A new study has determined the genetic codes of healthy and diseased human lung cells, a finding that may allow doctors to better diagnose and follow idiopathic pulmonary fibrosis (IPF) progression, as well as advance treatments for the disease.

Published in the Journal of Clinical Investigation Insight, the study, “Single-cell RNA sequencing identifies diverse roles of epithelial cells in idiopathic pulmonary fibrosis,” is believed to be the first single-cell genetic investigation uncovering four distinct epithelial lung cell types, each with specific genetic characteristics, making this a promising tool to further examine the pathogenesis of IPF.

Researchers analyzed normal and IPF human lung tissues through a technique called single-cell RNA sequencing, which allows scientists to determine the RNA sequences present in a cell, ultimately offering a “genetic blueprint” of the cell.

While the team found several overlapping characteristics between the cells analyzed, predominant genetic markers of four different cell types were apparent. Normal lung tissue cells expressed genes linked to fully formed alveolar type 2 (AT2) lung cells, which play a vital role in normal respiration, response to oxidative stress, as well as cell protection and detoxification.

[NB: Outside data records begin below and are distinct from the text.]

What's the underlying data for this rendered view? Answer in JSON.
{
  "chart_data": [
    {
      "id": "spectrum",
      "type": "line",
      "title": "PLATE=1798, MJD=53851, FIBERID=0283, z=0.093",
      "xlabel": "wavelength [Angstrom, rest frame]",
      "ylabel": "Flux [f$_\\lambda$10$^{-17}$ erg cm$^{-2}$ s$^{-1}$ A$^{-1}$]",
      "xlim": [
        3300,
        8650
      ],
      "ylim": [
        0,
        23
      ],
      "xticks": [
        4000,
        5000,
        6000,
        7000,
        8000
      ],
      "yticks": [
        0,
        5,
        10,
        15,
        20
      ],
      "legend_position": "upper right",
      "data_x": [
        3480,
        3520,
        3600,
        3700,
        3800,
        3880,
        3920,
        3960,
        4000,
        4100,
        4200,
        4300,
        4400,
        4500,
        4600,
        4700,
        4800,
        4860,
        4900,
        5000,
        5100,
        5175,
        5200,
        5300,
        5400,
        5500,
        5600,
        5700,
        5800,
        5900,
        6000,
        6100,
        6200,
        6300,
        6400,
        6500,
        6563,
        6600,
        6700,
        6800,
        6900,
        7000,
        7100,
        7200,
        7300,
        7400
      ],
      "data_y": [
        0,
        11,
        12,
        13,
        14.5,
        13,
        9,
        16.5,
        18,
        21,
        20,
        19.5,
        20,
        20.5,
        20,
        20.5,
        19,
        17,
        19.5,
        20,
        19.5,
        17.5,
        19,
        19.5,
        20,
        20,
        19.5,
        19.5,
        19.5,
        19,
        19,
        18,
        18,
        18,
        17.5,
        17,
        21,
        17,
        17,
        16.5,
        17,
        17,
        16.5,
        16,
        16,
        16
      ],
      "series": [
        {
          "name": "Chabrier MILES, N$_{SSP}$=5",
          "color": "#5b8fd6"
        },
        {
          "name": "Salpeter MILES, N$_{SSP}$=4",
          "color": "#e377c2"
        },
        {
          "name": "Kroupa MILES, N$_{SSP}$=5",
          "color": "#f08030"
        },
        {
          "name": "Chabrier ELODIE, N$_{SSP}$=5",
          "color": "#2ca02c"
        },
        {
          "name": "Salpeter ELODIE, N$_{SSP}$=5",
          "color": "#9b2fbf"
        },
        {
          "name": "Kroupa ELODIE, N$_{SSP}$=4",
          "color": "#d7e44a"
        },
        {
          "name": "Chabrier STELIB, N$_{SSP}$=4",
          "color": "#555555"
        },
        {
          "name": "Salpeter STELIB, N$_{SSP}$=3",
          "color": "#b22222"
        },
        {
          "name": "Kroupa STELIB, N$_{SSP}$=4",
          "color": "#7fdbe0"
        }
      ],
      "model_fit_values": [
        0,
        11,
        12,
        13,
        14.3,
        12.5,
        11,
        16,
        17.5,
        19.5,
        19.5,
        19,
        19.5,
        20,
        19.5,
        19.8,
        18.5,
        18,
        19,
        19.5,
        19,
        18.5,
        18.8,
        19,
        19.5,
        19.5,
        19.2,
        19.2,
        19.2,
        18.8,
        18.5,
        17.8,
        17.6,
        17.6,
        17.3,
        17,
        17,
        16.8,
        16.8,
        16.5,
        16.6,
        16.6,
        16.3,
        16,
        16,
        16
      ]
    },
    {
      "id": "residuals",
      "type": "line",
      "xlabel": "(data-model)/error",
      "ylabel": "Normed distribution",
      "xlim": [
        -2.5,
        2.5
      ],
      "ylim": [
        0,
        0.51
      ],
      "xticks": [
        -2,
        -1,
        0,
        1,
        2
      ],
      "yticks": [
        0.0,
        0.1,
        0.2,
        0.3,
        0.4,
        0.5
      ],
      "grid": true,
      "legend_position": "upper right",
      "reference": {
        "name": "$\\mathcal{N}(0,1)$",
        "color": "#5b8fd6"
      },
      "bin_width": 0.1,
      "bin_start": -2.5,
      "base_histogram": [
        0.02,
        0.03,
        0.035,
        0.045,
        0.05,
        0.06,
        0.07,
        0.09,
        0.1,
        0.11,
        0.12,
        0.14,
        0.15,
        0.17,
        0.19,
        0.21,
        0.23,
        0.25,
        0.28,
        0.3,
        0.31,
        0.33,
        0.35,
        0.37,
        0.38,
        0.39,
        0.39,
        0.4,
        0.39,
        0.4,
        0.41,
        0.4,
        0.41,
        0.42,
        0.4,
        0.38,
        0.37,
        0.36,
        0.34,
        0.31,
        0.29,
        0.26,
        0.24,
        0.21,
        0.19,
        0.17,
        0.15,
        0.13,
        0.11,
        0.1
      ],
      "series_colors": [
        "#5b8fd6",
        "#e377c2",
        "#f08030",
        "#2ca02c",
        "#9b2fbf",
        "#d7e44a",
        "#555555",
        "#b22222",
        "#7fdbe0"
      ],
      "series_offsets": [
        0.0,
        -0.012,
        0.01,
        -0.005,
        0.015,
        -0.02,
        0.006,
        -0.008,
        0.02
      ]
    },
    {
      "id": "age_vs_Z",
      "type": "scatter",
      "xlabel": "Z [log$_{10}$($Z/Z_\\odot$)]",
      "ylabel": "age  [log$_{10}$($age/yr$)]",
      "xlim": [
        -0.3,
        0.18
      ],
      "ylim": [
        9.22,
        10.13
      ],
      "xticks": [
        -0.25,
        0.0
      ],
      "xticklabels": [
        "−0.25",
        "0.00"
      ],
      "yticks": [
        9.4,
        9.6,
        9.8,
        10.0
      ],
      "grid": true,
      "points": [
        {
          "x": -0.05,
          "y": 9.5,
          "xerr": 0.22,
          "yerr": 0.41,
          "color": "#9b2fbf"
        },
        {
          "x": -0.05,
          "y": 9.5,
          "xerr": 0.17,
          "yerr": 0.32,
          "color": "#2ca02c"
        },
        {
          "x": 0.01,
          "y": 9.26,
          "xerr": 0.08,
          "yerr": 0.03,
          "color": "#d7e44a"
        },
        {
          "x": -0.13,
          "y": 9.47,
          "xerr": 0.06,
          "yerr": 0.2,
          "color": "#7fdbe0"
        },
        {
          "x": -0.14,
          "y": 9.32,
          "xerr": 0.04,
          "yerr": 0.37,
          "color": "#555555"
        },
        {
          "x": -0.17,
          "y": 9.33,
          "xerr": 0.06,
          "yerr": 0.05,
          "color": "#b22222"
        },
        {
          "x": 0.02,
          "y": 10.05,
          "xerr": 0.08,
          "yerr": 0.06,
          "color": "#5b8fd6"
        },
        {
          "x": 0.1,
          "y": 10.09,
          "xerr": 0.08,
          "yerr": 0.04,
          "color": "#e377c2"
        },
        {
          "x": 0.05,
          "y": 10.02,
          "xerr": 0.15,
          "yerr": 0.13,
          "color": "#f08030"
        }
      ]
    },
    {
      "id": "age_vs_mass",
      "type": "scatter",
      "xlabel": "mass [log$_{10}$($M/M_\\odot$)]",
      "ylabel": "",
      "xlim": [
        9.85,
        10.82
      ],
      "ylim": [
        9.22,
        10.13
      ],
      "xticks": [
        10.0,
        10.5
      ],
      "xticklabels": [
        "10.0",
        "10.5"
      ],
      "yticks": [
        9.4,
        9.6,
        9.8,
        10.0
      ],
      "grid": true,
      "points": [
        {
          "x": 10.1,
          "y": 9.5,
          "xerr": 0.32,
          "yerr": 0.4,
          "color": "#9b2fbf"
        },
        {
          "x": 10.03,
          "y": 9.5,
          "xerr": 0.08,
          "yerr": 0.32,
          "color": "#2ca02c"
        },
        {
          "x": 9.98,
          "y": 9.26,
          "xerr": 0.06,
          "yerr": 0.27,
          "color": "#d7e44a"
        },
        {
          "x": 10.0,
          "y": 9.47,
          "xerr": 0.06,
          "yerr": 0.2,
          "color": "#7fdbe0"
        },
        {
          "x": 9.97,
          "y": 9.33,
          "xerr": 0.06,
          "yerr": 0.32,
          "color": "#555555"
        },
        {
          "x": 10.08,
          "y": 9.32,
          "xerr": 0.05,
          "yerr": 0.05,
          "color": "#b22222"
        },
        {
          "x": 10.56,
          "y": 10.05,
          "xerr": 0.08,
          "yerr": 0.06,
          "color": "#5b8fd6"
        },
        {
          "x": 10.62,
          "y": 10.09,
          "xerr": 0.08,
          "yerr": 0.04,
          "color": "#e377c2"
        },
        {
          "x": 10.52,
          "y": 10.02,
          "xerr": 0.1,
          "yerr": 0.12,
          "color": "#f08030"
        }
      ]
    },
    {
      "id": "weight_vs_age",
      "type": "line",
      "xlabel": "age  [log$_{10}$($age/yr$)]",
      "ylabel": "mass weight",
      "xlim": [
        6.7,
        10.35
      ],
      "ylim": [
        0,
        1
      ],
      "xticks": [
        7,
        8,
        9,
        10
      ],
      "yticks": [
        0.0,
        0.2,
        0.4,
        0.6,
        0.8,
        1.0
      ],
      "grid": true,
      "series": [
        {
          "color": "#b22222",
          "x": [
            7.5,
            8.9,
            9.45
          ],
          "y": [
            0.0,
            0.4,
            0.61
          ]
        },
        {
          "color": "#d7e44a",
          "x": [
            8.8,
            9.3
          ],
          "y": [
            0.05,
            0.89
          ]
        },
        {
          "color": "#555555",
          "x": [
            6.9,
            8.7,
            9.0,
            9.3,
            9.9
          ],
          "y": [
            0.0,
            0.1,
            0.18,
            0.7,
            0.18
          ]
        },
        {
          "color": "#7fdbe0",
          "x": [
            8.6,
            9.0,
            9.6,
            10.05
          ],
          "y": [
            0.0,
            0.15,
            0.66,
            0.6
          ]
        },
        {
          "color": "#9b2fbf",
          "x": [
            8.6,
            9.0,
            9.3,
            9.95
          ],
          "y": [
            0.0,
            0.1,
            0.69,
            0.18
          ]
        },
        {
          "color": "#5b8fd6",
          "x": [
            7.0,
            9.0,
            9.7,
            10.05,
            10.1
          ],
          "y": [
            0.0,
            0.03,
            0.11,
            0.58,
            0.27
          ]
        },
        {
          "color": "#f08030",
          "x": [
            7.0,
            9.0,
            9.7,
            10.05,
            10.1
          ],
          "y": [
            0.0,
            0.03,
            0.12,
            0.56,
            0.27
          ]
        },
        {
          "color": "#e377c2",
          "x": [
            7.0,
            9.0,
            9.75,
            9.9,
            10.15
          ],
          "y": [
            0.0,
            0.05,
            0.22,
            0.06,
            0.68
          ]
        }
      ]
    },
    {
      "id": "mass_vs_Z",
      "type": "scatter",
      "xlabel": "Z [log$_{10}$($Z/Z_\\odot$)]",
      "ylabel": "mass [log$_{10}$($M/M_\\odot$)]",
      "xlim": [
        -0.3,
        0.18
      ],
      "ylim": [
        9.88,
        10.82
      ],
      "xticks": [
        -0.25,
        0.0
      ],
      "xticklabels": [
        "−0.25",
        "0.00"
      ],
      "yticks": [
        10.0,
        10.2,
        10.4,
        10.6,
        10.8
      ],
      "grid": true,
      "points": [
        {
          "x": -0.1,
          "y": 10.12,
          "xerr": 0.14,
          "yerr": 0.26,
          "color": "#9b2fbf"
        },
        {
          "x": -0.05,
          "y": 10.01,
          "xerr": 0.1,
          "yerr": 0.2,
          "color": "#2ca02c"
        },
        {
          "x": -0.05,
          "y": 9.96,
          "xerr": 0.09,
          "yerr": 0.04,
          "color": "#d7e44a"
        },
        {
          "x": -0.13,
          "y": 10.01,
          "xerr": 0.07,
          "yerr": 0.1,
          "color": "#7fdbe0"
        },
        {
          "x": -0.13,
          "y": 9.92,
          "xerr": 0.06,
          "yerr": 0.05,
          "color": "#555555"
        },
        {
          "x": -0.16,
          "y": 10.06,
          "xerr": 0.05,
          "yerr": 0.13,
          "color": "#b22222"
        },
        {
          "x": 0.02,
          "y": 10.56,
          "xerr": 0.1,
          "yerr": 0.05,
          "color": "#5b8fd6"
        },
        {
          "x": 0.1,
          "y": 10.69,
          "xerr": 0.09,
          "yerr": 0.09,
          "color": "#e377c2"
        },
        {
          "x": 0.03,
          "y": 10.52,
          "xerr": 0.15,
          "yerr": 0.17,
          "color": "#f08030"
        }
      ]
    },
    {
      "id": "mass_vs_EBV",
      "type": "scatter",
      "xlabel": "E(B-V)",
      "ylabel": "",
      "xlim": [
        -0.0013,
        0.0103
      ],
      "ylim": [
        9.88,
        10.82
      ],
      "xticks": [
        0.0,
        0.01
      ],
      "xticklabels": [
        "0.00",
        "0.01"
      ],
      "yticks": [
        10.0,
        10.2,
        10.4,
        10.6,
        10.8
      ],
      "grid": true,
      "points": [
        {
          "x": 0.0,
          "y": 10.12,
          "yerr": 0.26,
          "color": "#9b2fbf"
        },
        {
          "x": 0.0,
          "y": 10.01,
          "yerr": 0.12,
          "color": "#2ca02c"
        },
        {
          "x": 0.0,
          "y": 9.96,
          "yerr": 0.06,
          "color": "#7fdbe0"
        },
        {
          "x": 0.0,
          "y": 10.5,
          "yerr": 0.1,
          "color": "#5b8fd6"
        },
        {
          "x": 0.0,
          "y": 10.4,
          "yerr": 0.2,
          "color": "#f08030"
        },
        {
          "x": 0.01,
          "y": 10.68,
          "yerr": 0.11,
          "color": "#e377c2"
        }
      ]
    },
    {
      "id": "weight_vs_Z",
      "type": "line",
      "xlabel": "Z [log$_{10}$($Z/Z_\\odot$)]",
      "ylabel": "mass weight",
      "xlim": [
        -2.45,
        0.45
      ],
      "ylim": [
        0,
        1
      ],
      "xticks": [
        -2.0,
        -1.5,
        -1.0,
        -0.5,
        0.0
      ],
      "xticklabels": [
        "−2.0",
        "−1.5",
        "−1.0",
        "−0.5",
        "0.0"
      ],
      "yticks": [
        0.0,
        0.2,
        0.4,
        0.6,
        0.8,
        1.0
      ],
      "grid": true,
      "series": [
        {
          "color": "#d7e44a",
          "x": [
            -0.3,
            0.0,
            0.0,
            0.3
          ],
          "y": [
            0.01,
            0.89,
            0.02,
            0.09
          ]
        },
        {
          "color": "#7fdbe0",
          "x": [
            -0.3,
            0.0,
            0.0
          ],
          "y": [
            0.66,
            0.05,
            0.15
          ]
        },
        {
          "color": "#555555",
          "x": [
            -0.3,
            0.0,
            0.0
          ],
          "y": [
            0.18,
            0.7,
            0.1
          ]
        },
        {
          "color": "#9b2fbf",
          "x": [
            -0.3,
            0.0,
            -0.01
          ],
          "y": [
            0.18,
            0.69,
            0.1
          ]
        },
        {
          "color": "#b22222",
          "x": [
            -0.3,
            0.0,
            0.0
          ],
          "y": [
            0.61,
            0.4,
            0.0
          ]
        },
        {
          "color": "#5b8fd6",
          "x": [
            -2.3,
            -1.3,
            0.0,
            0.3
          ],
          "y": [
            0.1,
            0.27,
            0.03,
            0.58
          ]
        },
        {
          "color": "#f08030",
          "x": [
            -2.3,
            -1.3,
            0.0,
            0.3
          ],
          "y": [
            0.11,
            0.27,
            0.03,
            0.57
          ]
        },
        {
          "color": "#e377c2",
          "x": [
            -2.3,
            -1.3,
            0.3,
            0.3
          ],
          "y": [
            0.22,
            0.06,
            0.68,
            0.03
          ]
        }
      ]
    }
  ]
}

However, AT2 expression was abnormal in the remaining three cell types (IPF cells). Instead, these cells exhibited the expression of genes important for epithelial proliferation, “response to cytokines” (important signaling molecules) and “response to growth factors.” IPF basal cells showed the greatest deviation from normal epithelial lung cells, with an increase in “wound healing” genes, among other factors.

Based on their results, the authors suggested that respiratory epithelial cells undergo differential stages in IPF, and that these cells seemed to have lost the normal genetic control systems needed to ensure the development of functional, mature lung cells, such as AT2 cells.

“In the present study, we identify profound changes in epithelial cell gene expression at the single-cell level of resolution in IPF. Our findings identified the activation of a number of canonical signaling and transcriptional pathways associated with cell injury and repair in IPF and identify IPF-related epithelial cells of indeterminate differentiation,” the researchers wrote. “Our present single-cell data support the concept that an abnormal differentiation program has been initiated in the tissue microenvironment of IPF … with many respiratory epithelial cells acquiring aberrant, multilineage-like states.”

The team believes that identifying these abnormalities in gene patterns may lead to the development of new, targeted therapies and help in disease diagnosis.

“This paper identifies a number of novel targets and molecular pathways for IPF, for which there are pharmaceutical approaches,” Jeffrey Whitsett, MD, lead investigator and co-director of the Perinatal Institute at Cincinnati Children’s Hospital, said in a press release, adding that airway cells “can be obtained by brushing the airway or biopsy, and marker genes can be tested to make a diagnosis or monitor treatment.”